Saya sering berduaan untuk meliput acara penting, bahkan pernah mewawancarai H. Sutisno pengusaha sukses yang mengembangkan pasar Caringan. Sungguh tidak menyanga, tulisan Sutisno di MB diberi honor oleh dia sebesar Rp 2,5 juta. Uang itu dibagi dan dibelikan kebutuhan di Tegallega. Kami sangat gembira, karena baru pertama mendapat uang sebesar itu.
Dalam kedaan terjepit, biasanya dia meminjam uang, namun saya tidak pernah menagih, bahkan sering saya katakan, pakai saja uang itu, jangan dipikirkan. Beberapa kali saya usulkan agar Yayan ditarik saja sebagai karyawan MB, namun entah apa selalu saja dihambat, sehingga dia baru diangkat sebagai karyawan setelah lebih 5 tahunan. Saya bersyukur saja sebab dia menjadi karyawan resmi. Saya sering menugaskan untuk meliput sesuai bidang garapan, namun ternyata oleh redaktur lain pun sering diminta tulisan, tentu saja dia sibuk bekerja.

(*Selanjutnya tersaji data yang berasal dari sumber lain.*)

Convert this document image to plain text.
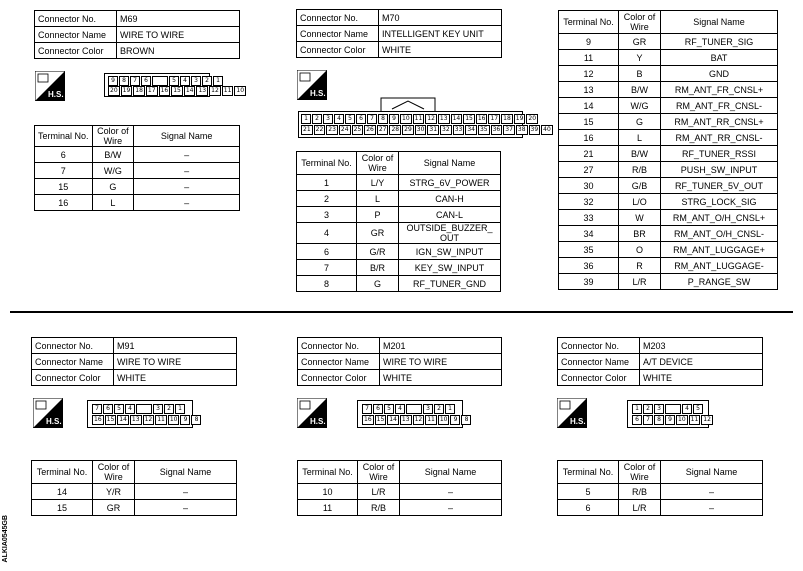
Connector No.	M69
Connector Name	WIRE TO WIRE
Connector Color	BROWN
H.S.
9	8	7	6	5	4	3	2	1
20 19 18 17 16 15 14 13 12 11 10
Terminal No.	Color of Wire	Signal Name
6	B/W	–
7	W/G	–
15	G	–
16	L	–
Connector No.	M70
Connector Name	INTELLIGENT KEY UNIT
Connector Color	WHITE
H.S.
1	2	3	4	5	6	7	8	9	10 11 12 13 14 15 16 17 18 19 20
21 22 23 24 25 26 27 28 29 30 31 32 33 34 35 36 37 38 39 40
Terminal No.	Color of Wire	Signal Name
1	L/Y	STRG_6V_POWER
2	L	CAN-H
3	P	CAN-L
4	GR	OUTSIDE_BUZZER_ OUT
6	G/R	IGN_SW_INPUT
7	B/R	KEY_SW_INPUT
8	G	RF_TUNER_GND
Terminal No.	Color of Wire	Signal Name
9	GR	RF_TUNER_SIG
11	Y	BAT
12	B	GND
13	B/W	RM_ANT_FR_CNSL+
14	W/G	RM_ANT_FR_CNSL-
15	G	RM_ANT_RR_CNSL+
16	L	RM_ANT_RR_CNSL-
21	B/W	RF_TUNER_RSSI
27	R/B	PUSH_SW_INPUT
30	G/B	RF_TUNER_5V_OUT
32	L/O	STRG_LOCK_SIG
33	W	RM_ANT_O/H_CNSL+
34	BR	RM_ANT_O/H_CNSL-
35	O	RM_ANT_LUGGAGE+
36	R	RM_ANT_LUGGAGE-
39	L/R	P_RANGE_SW
Connector No.	M91
Connector Name	WIRE TO WIRE
Connector Color	WHITE
H.S.
7	6	5	4	3	2	1
16 15 14 13 12 11 10	9	8
Terminal No.	Color of Wire	Signal Name
14	Y/R	–
15	GR	–
Connector No.	M201
Connector Name	WIRE TO WIRE
Connector Color	WHITE
H.S.
7	6	5	4	3	2	1
16 15 14 13 12 11 10	9	8
Terminal No.	Color of Wire	Signal Name
10	L/R	–
11	R/B	–
Connector No.	M203
Connector Name	A/T DEVICE
Connector Color	WHITE
H.S.
1	2	3	4	5
6	7	8	9	10 11 12
Terminal No.	Color of Wire	Signal Name
5	R/B	–
6	L/R	–
ALKIA0545GB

Saat paling menyedihkan ialah tatkala dia harus kehilangan istrinya-5 tahun sakit diabetes- tercinta karena Allah mengambil ruhnya, padahal ke-4 anaknya sedang membutuhkan perhatian dan kasih sayang. Isrinya meninggal dunia tahun 2006 tepat pada saat hari raya Idul Fitri, ketika warga sedang melaksanakan sholat Ied, dia malah sedang menemani istrinya sakaratul maut. Ketika selesai sholat Ied, istrinya berada dalam pangkuan. Anak-anak yang baru saja pulang sholat menjerit histeris mendapati mamahnya sudah tidak bernapas. Maka pecahlah tangis keluarga itu. Warga yang tinggal di Ciwidey pun berdatangan dan tidak dapat menyembunyikan kesedihan menyaksikan keluarga Yayan yang dirundung duka nestapa.
Kabar istrinya meninggal dunia baru diketahui setelah masuk kerja, karena selama hari raya libur cuti selama seminggu, setelah tahu pasti, maka dari kantor rombonga bergegas ke rumah Yayan di Ciwidey.
Sekitar 7 bulan setelah ditinggal istrinya, rupanya diam-diam dia mencari pasangan hidup baru, yang sudah lama dikenal di Gedung Serba Guna PWI yaitu Sari. Rupanya gayung bersambut, sebab tidak lama kemudian mereka sepakat menjalin kasih asmara ke KUA Lengkong di Jl. Palasari. Saya sempat menghadiri pernikahannya.
Sejak tahun 2007 karyawan MB telah mendapat PHK yang masing-masing mendapat uang yang lebih dari cukup. Sejak itu pula, karyawan sibuk dengan dunianya sendiri, termasuk Yayan pun menggarap lahan pertanian. Jadi jarang bertemu lagi.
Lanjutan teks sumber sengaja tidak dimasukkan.